Das Europäische Parlament hat einen neuen Präsidenten: Die Abgeordneten wählten den früheren polnischen Ministerpräsidenten Jerzy Buzek. Die FDP-Politikerin Silvana Koch-Mehrin schaffte knapp den Einzug ins Präsidium des Parlaments.

Koch-Mehrin entgeht nur knapp einem Debakel
Auf den 69-jährigen Buzek entfielen bei der Wahl in Straßburg 555 von 644 abgegebenen Stimmen, wie die christdemokratischen EVP-Fraktion, zu der Buzek gehört, mitteilte. "Wir beglückwünschen Jerzy Buzek und freuen uns mit ihm über das eindrucksvolle Ergebnis. Mit seiner Erfahrung, Integrationskraft und verbindlicher Führungsstärke ist er die ideale Persönlichkeit für dieses Amt", erklärten der Vorsitzende der deutschen Unions-Abgeordneten, Werner Langen (CDU) und der Co-Vorsitzende, Markus Ferber (CSU).

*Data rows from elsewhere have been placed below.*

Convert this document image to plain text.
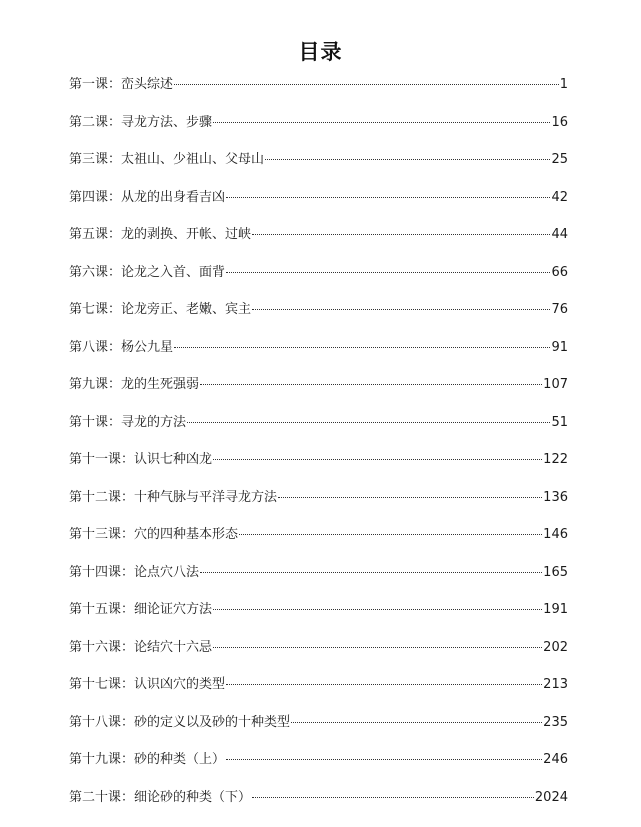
目录
第一课： 峦头综述	1
第二课： 寻龙方法、步骤	16
第三课： 太祖山、少祖山、父母山	25
第四课： 从龙的出身看吉凶	42
第五课： 龙的剥换、开帐、过峡	44
第六课： 论龙之入首、面背	66
第七课： 论龙旁正、老嫩、宾主	76
第八课： 杨公九星	91
第九课： 龙的生死强弱	107
第十课： 寻龙的方法	51
第十一课： 认识七种凶龙	122
第十二课： 十种气脉与平洋寻龙方法	136
第十三课： 穴的四种基本形态	146
第十四课： 论点穴八法	165
第十五课： 细论证穴方法	191
第十六课： 论结穴十六忌	202
第十七课： 认识凶穴的类型	213
第十八课： 砂的定义以及砂的十种类型	235
第十九课： 砂的种类（上）	246
第二十课： 细论砂的种类（下）	2024
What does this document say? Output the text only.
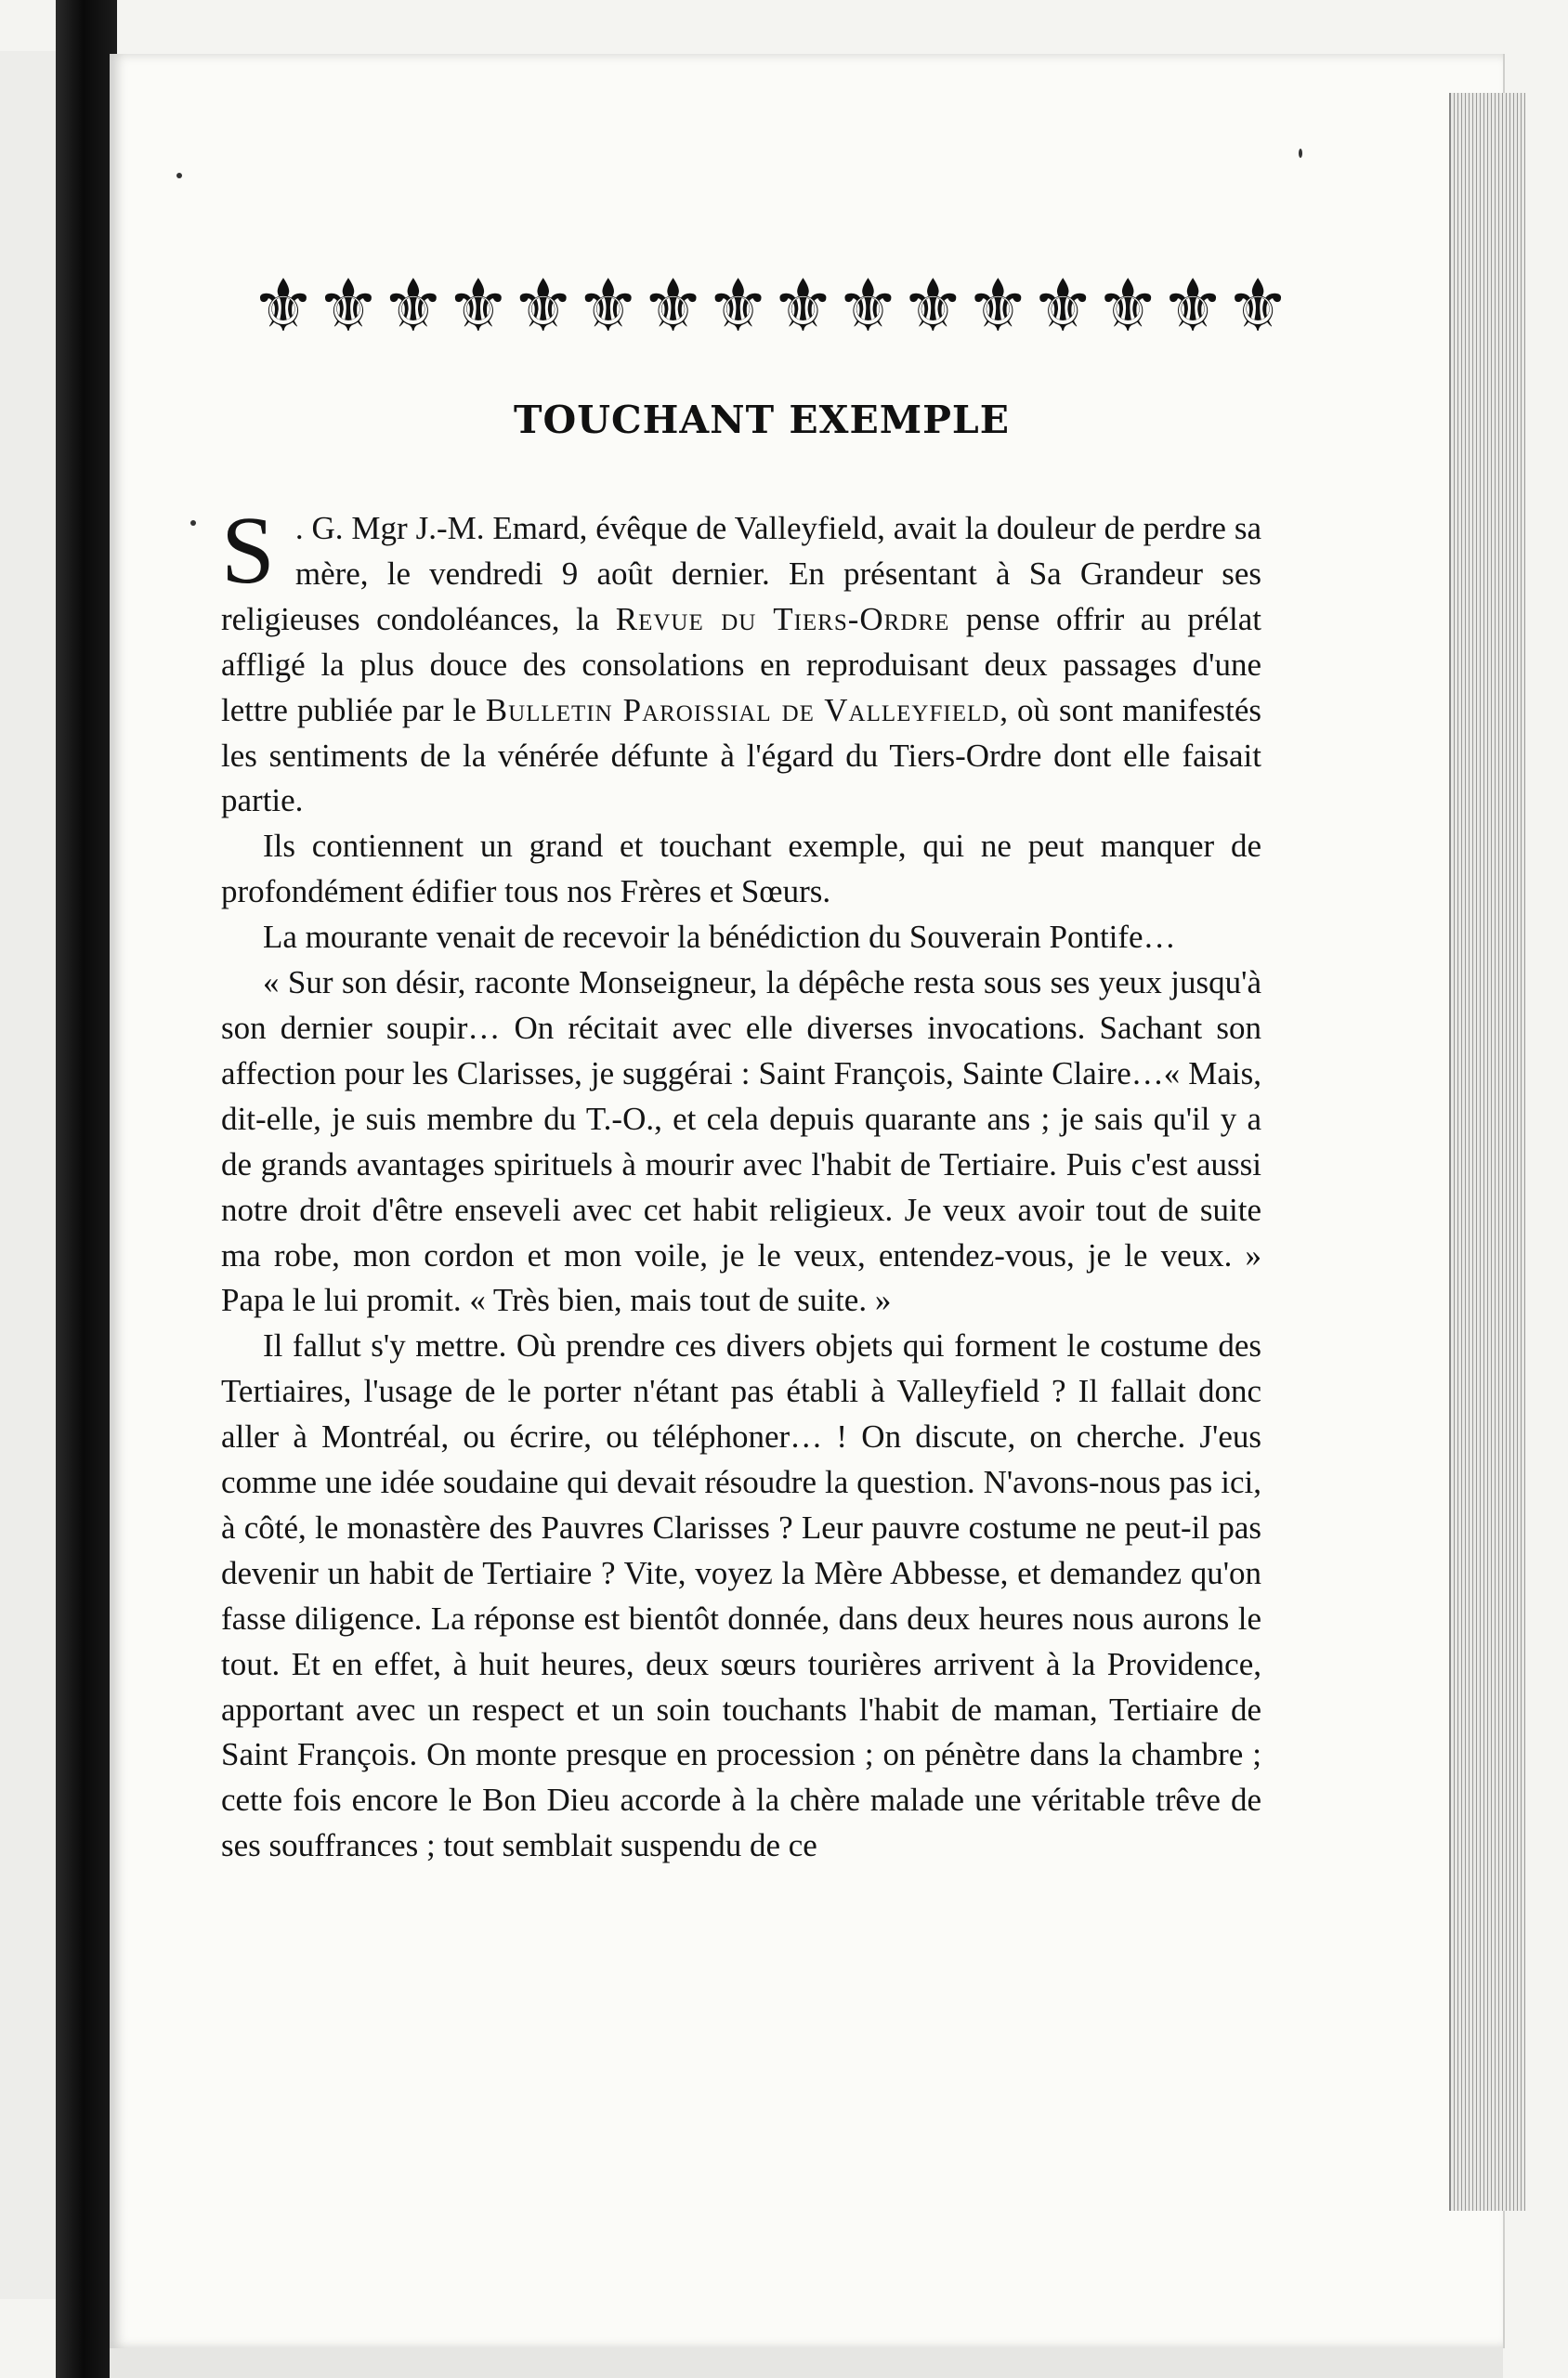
⚜ ⚜ ⚜ ⚜ ⚜ ⚜ ⚜ ⚜ ⚜ ⚜ ⚜ ⚜ ⚜ ⚜ ⚜ ⚜
TOUCHANT EXEMPLE

S . G. Mgr J.-M. Emard, évêque de Valleyfield, avait la douleur de perdre sa mère, le vendredi 9 août dernier. En présentant à Sa Grandeur ses religieuses condoléances, la Revue du Tiers-Ordre pense offrir au prélat affligé la plus douce des consolations en reproduisant deux passages d'une lettre publiée par le Bulletin Paroissial de Valleyfield, où sont manifestés les sentiments de la vénérée défunte à l'égard du Tiers-Ordre dont elle faisait partie.

Ils contiennent un grand et touchant exemple, qui ne peut manquer de profondément édifier tous nos Frères et Sœurs.

La mourante venait de recevoir la bénédiction du Souverain Pontife…

« Sur son désir, raconte Monseigneur, la dépêche resta sous ses yeux jusqu'à son dernier soupir… On récitait avec elle diverses invocations. Sachant son affection pour les Clarisses, je suggérai : Saint François, Sainte Claire…« Mais, dit-elle, je suis membre du T.-O., et cela depuis quarante ans ; je sais qu'il y a de grands avantages spirituels à mourir avec l'habit de Tertiaire. Puis c'est aussi notre droit d'être enseveli avec cet habit religieux. Je veux avoir tout de suite ma robe, mon cordon et mon voile, je le veux, entendez-vous, je le veux. » Papa le lui promit. « Très bien, mais tout de suite. »

Il fallut s'y mettre. Où prendre ces divers objets qui forment le costume des Tertiaires, l'usage de le porter n'étant pas établi à Valleyfield ? Il fallait donc aller à Montréal, ou écrire, ou téléphoner… ! On discute, on cherche. J'eus comme une idée soudaine qui devait résoudre la question. N'avons-nous pas ici, à côté, le monastère des Pauvres Clarisses ? Leur pauvre costume ne peut-il pas devenir un habit de Tertiaire ? Vite, voyez la Mère Abbesse, et demandez qu'on fasse diligence. La réponse est bientôt donnée, dans deux heures nous aurons le tout. Et en effet, à huit heures, deux sœurs tourières arrivent à la Providence, apportant avec un respect et un soin touchants l'habit de maman, Tertiaire de Saint François. On monte presque en procession ; on pénètre dans la chambre ; cette fois encore le Bon Dieu accorde à la chère malade une véritable trêve de ses souffrances ; tout semblait suspendu de ce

Buzek war Mitbegründer der Solidarnosc-Bewegung in seinem Land und von 1997 bis 2001 polnischer Ministerpräsident. In dieser Zeit führte er Polen in die NATO. Er gilt als überzeugter EU-Befürworter. Seit 2004 ist der ehemalige Chemie-Professor Mitglied des Europäischen Parlaments und war dort in den vergangenen Jahren im Ausschuss für Industrie, Forschung und Energie tätig. Buzek habe sich als Experte für Energie- und Klimafragen einen Namen gemacht, hieß es. "Jerzy Buzek verkörpert auf kompetente und sympathische Weise die Wiedervereinigung Europas. Wir freuen uns auf die Zusammenarbeit mit ihm", sagten Langen und Ferber.
Buzek löst den deutschen CDU-Politiker Hans-Gert Pöttering an der Spitze des Europäischen Parlaments ab. Vorgesehen ist eine Amtszeit von zweieinhalb Jahren, dann soll ein Sozialdemokrat nachrücken. Als Favorit gilt der deutsche SPD-Politiker Martin Schulz.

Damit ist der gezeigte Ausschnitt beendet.